Published by pinotgrigio55 at 11:09 am under Cooking, Family Edit This

Last night I sampled my bolognese. There was some leftover from the batch I made for gifts, and I wanted to accomplish two things by reheating some of the sauce for myself.

First, I wanted to make sure it tasted good! I followed Anne Burrell’s recipe (found on foodnetwork.com) instead of my own cooking method, so I wasn’t sure how things would end up tasting. I tried her recipe once before with not so good results. She indicated to heavily salt the dish in the first couple of steps, but the end result for me was that my pasta sauce tasted like a salt block. I had to throw it away.

This time, I seasoned the dish as I would season any other sauce I was making, and I was very pleased with the results. I will definitely make it again, because it’s a very versatile sauce (you can toss it with cooked noodles or with penne for a baked pasta). You have to figure that any sauce that cooks for 5-6 hours has to taste great!

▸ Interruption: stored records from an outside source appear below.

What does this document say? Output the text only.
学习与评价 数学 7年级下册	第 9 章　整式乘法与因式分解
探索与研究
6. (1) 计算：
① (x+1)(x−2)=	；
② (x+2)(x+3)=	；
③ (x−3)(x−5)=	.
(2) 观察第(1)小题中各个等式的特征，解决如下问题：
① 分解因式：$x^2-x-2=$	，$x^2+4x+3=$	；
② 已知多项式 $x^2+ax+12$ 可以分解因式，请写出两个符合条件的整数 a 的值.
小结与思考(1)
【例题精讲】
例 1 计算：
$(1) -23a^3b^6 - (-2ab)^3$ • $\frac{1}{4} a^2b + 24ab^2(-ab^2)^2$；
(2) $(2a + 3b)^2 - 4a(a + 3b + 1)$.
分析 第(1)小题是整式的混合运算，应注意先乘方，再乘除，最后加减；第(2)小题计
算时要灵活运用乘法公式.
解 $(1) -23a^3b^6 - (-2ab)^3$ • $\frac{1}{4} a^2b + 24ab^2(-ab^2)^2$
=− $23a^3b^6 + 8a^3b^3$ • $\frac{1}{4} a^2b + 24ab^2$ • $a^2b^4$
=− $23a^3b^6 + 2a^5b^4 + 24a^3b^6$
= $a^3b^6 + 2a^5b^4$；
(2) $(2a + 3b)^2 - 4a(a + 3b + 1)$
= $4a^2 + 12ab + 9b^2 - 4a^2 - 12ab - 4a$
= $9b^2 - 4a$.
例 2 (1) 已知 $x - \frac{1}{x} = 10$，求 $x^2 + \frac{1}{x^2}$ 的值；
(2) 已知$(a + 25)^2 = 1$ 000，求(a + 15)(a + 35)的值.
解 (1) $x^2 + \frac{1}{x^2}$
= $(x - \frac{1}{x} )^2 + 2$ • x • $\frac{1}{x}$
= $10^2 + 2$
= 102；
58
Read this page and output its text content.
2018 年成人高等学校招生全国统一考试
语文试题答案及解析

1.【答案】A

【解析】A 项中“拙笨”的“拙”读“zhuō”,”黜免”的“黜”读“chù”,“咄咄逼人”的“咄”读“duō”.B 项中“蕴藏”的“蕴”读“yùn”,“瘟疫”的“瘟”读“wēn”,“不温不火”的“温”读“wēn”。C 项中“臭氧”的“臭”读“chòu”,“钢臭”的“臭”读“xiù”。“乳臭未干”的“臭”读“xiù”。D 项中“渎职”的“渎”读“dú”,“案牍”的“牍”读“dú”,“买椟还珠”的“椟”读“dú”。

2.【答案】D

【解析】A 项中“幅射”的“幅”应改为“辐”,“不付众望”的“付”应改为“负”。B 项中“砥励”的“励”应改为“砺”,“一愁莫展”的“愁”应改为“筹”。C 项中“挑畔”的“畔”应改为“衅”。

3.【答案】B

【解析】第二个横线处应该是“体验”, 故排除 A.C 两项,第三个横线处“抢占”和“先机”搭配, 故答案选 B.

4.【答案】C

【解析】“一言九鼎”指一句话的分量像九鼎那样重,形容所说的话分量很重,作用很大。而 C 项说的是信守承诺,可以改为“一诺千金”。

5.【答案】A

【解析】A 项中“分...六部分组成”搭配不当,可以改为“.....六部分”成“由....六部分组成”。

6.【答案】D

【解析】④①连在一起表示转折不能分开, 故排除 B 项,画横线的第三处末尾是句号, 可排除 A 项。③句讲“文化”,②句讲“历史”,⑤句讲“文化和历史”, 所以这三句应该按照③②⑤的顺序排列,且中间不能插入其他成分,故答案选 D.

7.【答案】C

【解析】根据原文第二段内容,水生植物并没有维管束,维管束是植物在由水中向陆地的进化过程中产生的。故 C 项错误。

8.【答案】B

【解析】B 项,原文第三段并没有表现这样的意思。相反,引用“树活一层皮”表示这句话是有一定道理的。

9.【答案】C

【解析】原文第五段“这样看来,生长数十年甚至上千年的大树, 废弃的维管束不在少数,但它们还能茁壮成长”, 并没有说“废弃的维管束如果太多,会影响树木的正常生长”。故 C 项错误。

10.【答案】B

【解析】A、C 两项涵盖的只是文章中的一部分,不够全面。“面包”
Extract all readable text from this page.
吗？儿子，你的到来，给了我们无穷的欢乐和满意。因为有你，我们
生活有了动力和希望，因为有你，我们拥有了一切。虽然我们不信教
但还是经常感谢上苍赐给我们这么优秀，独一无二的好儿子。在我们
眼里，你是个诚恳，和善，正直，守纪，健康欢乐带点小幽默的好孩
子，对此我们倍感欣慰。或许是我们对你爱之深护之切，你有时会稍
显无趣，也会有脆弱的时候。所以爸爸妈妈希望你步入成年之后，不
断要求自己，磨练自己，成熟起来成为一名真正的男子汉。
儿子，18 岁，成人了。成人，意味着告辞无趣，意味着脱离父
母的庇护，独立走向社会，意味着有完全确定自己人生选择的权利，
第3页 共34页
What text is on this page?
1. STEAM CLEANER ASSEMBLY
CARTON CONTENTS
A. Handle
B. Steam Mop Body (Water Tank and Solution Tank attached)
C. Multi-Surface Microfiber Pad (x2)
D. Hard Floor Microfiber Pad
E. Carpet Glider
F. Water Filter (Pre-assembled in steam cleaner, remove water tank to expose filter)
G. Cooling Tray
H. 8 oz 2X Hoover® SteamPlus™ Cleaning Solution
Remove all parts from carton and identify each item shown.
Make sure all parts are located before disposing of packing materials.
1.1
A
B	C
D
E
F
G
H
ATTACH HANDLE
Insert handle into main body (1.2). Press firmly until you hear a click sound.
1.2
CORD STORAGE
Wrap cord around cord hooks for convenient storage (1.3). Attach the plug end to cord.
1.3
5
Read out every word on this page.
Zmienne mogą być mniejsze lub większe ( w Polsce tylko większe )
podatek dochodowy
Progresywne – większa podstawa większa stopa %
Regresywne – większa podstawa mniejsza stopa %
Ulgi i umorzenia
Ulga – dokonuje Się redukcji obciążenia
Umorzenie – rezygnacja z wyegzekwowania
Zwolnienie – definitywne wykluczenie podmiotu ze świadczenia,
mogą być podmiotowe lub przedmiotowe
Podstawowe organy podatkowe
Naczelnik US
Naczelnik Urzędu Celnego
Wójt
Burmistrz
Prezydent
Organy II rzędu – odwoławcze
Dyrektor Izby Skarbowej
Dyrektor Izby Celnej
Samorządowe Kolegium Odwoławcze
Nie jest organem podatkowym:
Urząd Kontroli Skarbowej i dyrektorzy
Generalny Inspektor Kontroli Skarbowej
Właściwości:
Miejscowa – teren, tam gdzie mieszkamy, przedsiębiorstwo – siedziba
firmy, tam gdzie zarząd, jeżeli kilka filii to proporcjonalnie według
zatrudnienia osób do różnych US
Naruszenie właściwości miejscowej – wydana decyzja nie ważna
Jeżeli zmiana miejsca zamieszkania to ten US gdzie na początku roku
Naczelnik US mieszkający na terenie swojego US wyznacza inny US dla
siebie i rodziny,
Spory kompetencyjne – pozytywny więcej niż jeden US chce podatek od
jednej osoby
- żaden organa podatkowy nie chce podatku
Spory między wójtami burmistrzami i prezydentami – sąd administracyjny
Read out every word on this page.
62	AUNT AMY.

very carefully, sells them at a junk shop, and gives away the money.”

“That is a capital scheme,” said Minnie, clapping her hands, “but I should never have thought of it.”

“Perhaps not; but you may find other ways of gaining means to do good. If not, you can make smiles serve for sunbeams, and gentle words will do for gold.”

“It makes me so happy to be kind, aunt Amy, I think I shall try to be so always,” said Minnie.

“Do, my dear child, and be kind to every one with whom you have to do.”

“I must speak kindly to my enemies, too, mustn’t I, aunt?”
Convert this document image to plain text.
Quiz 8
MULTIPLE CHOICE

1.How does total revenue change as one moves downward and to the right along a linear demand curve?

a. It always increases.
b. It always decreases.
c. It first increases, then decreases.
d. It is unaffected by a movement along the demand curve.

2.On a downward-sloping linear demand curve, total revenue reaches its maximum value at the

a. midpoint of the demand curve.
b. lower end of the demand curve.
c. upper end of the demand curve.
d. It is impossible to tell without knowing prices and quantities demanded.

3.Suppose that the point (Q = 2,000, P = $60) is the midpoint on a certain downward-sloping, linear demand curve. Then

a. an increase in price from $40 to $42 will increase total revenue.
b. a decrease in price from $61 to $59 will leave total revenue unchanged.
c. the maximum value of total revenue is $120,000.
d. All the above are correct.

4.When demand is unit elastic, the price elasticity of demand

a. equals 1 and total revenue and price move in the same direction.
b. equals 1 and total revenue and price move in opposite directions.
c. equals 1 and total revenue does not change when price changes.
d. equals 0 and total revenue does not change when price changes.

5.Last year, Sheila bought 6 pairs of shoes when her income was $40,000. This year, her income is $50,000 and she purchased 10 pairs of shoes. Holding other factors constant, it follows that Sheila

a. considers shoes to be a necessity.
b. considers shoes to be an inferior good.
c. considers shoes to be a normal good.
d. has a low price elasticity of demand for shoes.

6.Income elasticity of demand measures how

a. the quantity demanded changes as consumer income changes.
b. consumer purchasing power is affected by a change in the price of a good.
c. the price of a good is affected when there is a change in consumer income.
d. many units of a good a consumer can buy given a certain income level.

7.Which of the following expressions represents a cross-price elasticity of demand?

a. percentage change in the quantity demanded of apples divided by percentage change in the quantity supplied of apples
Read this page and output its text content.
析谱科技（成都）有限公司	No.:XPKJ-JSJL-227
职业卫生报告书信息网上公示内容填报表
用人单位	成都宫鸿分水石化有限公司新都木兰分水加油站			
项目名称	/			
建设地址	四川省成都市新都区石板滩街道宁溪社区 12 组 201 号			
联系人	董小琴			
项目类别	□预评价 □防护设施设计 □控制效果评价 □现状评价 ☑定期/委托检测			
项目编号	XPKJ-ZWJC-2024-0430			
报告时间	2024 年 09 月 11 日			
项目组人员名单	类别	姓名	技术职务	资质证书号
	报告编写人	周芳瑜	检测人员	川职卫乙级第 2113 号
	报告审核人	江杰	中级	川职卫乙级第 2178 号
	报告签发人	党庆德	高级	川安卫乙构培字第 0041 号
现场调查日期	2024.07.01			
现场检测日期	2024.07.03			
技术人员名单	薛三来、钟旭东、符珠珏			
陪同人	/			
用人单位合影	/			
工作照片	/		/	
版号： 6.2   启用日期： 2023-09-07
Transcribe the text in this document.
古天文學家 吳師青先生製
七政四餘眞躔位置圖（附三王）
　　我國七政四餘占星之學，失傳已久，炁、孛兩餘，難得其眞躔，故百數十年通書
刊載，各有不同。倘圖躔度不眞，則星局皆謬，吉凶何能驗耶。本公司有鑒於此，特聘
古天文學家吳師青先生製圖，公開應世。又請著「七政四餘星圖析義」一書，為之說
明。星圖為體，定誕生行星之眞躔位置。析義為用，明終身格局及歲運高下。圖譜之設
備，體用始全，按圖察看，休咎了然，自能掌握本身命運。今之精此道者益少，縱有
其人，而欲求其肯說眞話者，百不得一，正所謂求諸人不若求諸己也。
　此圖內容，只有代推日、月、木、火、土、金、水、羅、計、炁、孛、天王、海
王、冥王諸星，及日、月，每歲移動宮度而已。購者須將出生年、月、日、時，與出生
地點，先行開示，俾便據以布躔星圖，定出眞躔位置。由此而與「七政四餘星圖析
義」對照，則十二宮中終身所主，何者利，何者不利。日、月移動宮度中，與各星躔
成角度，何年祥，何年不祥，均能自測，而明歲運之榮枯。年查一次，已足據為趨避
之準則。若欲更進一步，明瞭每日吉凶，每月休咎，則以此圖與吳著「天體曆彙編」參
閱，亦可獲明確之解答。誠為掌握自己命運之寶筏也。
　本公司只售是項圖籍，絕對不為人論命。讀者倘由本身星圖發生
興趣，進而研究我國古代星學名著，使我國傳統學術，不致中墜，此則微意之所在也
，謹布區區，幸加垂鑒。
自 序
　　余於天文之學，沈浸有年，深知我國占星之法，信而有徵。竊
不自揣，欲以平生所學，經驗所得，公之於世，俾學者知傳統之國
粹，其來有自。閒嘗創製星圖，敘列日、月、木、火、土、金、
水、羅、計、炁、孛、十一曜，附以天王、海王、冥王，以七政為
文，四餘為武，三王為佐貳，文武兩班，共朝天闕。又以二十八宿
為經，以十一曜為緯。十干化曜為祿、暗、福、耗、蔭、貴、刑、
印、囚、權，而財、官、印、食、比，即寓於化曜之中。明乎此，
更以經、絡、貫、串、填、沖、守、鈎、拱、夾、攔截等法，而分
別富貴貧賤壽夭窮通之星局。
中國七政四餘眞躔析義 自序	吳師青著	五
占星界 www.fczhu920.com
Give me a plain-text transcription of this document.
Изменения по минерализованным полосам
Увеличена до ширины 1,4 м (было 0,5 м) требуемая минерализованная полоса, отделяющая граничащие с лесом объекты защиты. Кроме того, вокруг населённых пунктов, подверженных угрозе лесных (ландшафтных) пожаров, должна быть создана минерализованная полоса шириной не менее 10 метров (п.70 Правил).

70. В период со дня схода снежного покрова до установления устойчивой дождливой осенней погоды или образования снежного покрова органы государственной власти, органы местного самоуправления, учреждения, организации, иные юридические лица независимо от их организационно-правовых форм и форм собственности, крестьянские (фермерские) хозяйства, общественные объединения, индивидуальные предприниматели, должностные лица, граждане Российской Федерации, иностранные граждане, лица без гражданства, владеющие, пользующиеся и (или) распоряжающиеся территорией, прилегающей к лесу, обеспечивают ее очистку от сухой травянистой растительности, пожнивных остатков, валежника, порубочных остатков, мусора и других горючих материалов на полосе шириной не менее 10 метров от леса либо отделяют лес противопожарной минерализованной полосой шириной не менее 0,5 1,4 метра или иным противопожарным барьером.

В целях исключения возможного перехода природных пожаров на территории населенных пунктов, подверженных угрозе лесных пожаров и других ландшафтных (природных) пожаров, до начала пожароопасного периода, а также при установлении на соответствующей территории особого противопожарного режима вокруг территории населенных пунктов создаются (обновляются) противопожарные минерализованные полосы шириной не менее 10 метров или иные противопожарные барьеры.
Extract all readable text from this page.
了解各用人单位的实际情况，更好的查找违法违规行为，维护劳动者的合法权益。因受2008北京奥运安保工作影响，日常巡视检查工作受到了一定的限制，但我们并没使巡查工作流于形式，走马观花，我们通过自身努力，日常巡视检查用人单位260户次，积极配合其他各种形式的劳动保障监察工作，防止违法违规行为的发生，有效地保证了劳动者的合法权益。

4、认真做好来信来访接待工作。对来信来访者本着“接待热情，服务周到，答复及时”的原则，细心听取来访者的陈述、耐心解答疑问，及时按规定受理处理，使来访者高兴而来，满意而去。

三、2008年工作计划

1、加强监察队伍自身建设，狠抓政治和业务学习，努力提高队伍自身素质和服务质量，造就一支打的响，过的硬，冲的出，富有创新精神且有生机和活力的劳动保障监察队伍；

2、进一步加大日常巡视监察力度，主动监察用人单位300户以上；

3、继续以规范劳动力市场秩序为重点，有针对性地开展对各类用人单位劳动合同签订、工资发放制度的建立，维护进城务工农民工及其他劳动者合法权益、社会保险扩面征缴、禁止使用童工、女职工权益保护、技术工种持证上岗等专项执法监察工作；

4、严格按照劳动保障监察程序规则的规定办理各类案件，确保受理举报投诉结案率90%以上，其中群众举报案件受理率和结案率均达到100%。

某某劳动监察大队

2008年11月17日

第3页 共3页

The other reason I wanted to sample the sauce yesterday was so I could finish the instructions to include with the gift basket. This sauce is very, very thick. I needed to have an idea of how much pasta water would have to be retained, so I could properly instruct my family how to create their own dishes from this sauce.

I think they will be happy. I don’t see any of them ever making this on their own, but that’s okay - that’s what they have me for!